My Flight Sim Hawaii scenery resides on a single CD. Microsoft Flight Simulator 2004 (aka FS9, my preferred version) comes on four CDs. (There’s also a sub rosa “crack” to eliminate an annoying startup feature.)
Man, This State is Solid! Solid-state electronics (loosely, moving electrons, not discs) eliminate mechanical devices. At first, the now ubiquitous USB flash drive was a handy, albeit pricey means of digital transfer and storage. Universal Serial Bus standards, now in USB4, were initially promulgated in 1996.
Flash drives are priced by capacity. These days, Amazon offers a 2TB (i.e., 2000GB) thumb drive for $47.98. Ten 1G devices can be had for $45.99. If you need only a couple, $11.99 will get you two 32G thumb drives.
I seem to have accumulated an assortment of thumb drives, often used in lieu of paper in automotive press kits. Once the information is gleaned, they’re available for storage of one thing and another.
And Then There’s the Cloud. Ethereal though it sounds, cloud computing is nothing more than massive time-shared data centers accessible through the Internet. As noted by Wikipedia, “Cloud computing relies on sharing of resources to achieve coherence and economies of scale.”
I’m something of a Luddite with the Cloud. See “Hey! You! Get Off My Cloud!” I’m happy to use it as free automatic backup for my iPhone. But what about all those thumb drives sitting idle in the drawer? ds
© Dennis Simanaitis, SimanaitisSays.com, 2021
I’m also not a fan of the cloud, but for pragmatic reasons. 1. I don’t want to be dependent on an internet connection – and most specifically the companies in the cloud pipeline – for important data (documents). 2. Possession is 9/10ths of the law. I don’t want one of two mega corporations (MS or Amazon) “owning” my data. Or mining it – which the 100% do whether it is legal or not. Particularly not my business data.

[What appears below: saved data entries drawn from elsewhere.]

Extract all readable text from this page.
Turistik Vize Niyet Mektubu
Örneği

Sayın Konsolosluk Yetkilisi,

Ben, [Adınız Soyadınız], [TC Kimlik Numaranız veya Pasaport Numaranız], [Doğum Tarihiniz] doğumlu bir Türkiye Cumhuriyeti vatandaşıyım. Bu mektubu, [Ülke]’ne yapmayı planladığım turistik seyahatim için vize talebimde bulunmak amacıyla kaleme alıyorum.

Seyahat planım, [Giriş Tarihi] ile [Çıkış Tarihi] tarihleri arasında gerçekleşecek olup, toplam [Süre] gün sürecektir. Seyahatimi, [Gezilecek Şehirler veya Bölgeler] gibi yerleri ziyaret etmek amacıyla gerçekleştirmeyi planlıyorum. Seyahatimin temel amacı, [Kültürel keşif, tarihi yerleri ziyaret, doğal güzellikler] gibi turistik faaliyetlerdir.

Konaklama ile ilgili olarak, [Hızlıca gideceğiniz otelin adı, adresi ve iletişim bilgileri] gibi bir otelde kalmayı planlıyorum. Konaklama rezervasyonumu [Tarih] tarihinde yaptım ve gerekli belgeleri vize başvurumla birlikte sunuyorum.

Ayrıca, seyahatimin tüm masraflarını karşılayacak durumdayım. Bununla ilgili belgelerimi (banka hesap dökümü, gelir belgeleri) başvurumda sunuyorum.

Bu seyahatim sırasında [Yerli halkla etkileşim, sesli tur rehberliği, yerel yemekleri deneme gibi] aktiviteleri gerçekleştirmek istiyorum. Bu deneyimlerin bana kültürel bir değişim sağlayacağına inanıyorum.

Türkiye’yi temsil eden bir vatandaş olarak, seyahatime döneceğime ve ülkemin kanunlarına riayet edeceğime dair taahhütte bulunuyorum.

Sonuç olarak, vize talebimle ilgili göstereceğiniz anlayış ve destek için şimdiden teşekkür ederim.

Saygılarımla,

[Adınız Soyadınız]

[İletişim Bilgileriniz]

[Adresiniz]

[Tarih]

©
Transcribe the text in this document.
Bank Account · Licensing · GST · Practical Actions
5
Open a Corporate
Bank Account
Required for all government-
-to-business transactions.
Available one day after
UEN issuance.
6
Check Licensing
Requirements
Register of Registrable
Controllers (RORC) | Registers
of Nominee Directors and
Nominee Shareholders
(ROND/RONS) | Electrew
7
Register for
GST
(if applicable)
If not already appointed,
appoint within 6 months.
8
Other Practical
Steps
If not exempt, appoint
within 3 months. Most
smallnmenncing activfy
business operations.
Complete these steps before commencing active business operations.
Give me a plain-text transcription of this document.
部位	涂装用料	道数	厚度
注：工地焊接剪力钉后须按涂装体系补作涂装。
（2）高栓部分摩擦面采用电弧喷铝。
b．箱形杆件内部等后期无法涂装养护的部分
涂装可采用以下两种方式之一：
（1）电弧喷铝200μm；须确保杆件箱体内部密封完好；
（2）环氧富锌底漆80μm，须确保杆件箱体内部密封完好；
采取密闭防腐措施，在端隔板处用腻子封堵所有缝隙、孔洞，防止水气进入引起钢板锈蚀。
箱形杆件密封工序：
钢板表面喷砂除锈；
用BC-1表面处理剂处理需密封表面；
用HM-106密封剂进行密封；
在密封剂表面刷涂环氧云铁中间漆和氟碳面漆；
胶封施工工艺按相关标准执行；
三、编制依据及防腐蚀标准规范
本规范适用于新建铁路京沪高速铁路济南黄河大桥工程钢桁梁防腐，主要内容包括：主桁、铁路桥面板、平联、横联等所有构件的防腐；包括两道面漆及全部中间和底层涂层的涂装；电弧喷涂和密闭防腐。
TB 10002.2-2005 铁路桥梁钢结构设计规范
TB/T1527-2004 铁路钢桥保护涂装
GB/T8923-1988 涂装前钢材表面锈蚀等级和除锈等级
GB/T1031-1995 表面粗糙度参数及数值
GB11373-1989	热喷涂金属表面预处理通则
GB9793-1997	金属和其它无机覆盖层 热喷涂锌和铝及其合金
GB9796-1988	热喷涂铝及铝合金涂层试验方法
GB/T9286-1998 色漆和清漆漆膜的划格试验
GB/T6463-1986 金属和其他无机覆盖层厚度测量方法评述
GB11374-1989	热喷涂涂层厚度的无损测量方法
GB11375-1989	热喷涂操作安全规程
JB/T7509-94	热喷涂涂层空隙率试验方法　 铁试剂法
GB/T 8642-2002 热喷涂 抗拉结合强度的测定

I use the cloud (e.g. Dropbox, Onedrive, etc.) to share things between my computer and, occasionally, with somebody else. I figure anything stored in a “cloud” account, especially a free one, is mined for advertising or even more sinister purposes; if it’s private, it’s encrypted.
If all your floppies are 3 1/2’s, you can get a USB 3 1/2″ floppy drive from several vendors in the flea market called Amazon. Even the $20 ones work. USB optical disk drives are there too, including writers all the way up to Blu-Ray (got one of those, t oo, for about $60). What I haven’t found in years is a USB 5 1/4″ floppy drive; they might not be supported by modern computers, and certainly aren’t as direct hardware by any recent motherboard. So all my old backups on 5 1/4″ are toast.
And MSFS! I still have mine, buried in boxes of old software. It used to be the ultimate test for PC-clone compatibility. Probably won’t work in 64-bit Windows, but it might be worth trying in DOSBox. Or better yet, use the newer versions (FSX works fine).